Microsoft’s invitation-only event attracted some 400 banks, brokerages and solution providers. Microsoft’s presentations were well balanced, offering pros and a few cons for doing things the Microsoft way. They didn’t put Gates on stage this year. Instead, Microsoft luminary Pete Higgins ran through the “Web lifestyle,” Microsoft’s current Powerpoint du jour.
The Key Points
- Microsoft is taking a software approach to its Web-based businesses, selling their underlying platforms as tool-kits and/or turnkey systems. Microsoft Investor www.investor.com will be made available for licensing this summer. Financial institutions will be able to use all or part of the platform to build their own stock info/trading services. Speakers hinted that other Web businesses, Expedia and the soon-to-be-released Home Advisor, would follow a similar route. (Expedia is already available on a co-branded basis, see American Express. That bodes well for banks looking to implement MSFDC’s program.
- Microsoft Home Advisor
www.homeadvisor.com is coming this summer. By partnering with Realtors,
multiple listing services, and lenders, they expect to be the first Web
site to offer a complete home buying experience including:
– getting started (educational)
– finding a neighborhood
– finding a home
– finding a loan
– offer and closing
Program Manager Larry Cohen, (larryco @microsoft.com) described the business model as “similar to Quicken.com,” with two revenue streams: advertising and prequalified/preapproved mortgage applications delivered to lenders for a finder’s fee. He also said there is a strong likelihood that the HomeAdvisor will be licensed for private-label versions.
- MSFDC won’t be vaporware much longer. Co-president Chuck White said MSFDC
has “more billers wanting to do this than we can handle.” He also released a
revised implementation schedule that calls for launch of bill presentment in Q4
1998 and pay-anyone bill pay in early 1999.

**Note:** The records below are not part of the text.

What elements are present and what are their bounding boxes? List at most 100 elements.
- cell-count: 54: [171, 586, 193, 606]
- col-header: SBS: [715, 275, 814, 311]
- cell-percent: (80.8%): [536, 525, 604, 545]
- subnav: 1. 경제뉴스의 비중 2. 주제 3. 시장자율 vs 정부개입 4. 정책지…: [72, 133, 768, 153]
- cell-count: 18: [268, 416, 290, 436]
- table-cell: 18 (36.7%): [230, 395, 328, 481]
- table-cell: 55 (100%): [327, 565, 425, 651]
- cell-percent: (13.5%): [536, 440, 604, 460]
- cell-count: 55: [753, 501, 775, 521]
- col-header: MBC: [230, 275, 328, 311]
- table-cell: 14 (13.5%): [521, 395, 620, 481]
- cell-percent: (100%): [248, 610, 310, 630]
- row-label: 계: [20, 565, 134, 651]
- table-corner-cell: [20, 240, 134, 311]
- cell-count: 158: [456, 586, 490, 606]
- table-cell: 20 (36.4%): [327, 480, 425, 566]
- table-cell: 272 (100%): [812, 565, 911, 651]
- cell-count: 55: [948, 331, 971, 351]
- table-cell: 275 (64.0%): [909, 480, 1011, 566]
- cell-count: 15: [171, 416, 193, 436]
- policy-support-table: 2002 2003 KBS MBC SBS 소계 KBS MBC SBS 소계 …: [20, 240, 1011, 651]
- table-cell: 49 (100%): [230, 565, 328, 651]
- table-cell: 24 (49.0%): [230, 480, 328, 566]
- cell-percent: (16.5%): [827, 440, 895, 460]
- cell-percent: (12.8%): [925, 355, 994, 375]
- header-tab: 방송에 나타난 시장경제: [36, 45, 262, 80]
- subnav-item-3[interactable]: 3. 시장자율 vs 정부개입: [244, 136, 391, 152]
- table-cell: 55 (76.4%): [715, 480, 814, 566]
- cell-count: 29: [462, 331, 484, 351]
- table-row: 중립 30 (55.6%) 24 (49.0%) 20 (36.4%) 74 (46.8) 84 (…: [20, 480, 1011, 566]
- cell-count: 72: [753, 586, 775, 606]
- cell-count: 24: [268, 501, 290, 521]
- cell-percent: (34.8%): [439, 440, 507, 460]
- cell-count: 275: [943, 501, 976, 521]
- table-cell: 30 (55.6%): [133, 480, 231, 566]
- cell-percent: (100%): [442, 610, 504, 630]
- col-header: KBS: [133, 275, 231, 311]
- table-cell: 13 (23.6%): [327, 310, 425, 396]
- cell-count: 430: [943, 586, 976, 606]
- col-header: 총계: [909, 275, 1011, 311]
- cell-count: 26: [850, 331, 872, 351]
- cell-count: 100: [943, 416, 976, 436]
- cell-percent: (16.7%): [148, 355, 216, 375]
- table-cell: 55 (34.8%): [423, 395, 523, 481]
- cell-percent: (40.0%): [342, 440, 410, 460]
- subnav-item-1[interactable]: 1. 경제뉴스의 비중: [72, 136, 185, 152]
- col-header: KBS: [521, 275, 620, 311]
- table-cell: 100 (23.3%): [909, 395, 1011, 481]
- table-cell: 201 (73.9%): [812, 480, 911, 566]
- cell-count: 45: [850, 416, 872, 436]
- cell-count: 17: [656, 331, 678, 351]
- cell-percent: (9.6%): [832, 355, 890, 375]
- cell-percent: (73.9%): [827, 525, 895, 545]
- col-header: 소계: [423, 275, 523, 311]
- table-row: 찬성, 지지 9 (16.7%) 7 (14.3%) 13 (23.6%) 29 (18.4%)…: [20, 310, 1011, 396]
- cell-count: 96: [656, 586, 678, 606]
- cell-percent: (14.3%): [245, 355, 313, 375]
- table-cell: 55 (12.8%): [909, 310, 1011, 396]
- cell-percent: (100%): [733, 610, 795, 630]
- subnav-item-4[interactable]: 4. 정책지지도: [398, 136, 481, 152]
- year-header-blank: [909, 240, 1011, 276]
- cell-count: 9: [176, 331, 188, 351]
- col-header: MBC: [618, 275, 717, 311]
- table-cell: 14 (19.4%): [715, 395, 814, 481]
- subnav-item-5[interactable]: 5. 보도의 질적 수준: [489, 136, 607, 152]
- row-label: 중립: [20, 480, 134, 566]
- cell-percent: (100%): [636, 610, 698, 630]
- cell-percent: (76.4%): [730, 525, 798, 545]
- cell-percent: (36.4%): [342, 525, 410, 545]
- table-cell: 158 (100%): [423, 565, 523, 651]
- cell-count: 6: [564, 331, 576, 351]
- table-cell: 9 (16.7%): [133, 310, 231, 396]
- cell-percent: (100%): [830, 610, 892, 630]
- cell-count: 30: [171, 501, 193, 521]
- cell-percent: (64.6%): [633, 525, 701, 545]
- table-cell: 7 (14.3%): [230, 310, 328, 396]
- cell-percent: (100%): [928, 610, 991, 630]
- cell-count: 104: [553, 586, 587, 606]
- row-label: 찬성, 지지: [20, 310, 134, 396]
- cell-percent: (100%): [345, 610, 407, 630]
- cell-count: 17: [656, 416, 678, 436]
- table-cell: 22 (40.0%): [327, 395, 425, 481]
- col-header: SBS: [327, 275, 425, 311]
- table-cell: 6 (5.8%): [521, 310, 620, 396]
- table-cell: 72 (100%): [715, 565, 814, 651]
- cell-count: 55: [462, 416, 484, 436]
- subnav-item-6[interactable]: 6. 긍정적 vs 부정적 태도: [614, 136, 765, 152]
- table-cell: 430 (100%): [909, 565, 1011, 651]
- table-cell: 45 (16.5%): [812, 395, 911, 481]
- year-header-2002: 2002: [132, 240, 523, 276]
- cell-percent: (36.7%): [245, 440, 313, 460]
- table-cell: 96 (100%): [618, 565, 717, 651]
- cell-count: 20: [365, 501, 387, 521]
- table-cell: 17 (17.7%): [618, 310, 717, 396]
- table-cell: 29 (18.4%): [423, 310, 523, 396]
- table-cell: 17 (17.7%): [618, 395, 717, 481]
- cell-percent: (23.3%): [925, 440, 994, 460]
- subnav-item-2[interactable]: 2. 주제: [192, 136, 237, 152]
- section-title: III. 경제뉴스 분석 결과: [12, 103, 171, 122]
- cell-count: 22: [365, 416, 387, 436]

Mr. White promised that its pay-anyone service would be more compelling because it would address many of the “timing” issues associated with current programs. During the Q&A he predicted that 15% of U.S. households would be using online bill presentment in some form within five years and MSFDC would be processing 750 million payment transactions per year, 5% of the 15 billion bills paid each year. (Editor’s note: this is 10 times the current volume of transactions processed by industry leader Checkfree. At $0.30 per transaction, which is probably not sustainable, that would equate to $225 million per year in transactions, with $20-30 million of that going to banks for payment authorization. That doesn’t include licensing and advertising revenues.)
- Downloading Web transactions into Microsoft Money should still be part of your game plan. The PFM will ship on 9 million PCs this year. By simply adding ActiveStatement downloading to your Web, a free feature available from Microsoft, you become one of 150+ financial institutions listed on Microsoft’s Web site. You also have the option of distributing a co-branded version of Microsoft Money to customers, though the $15-20 per copy price has discouraged all but five financial institutions from following this strategy (see table below right).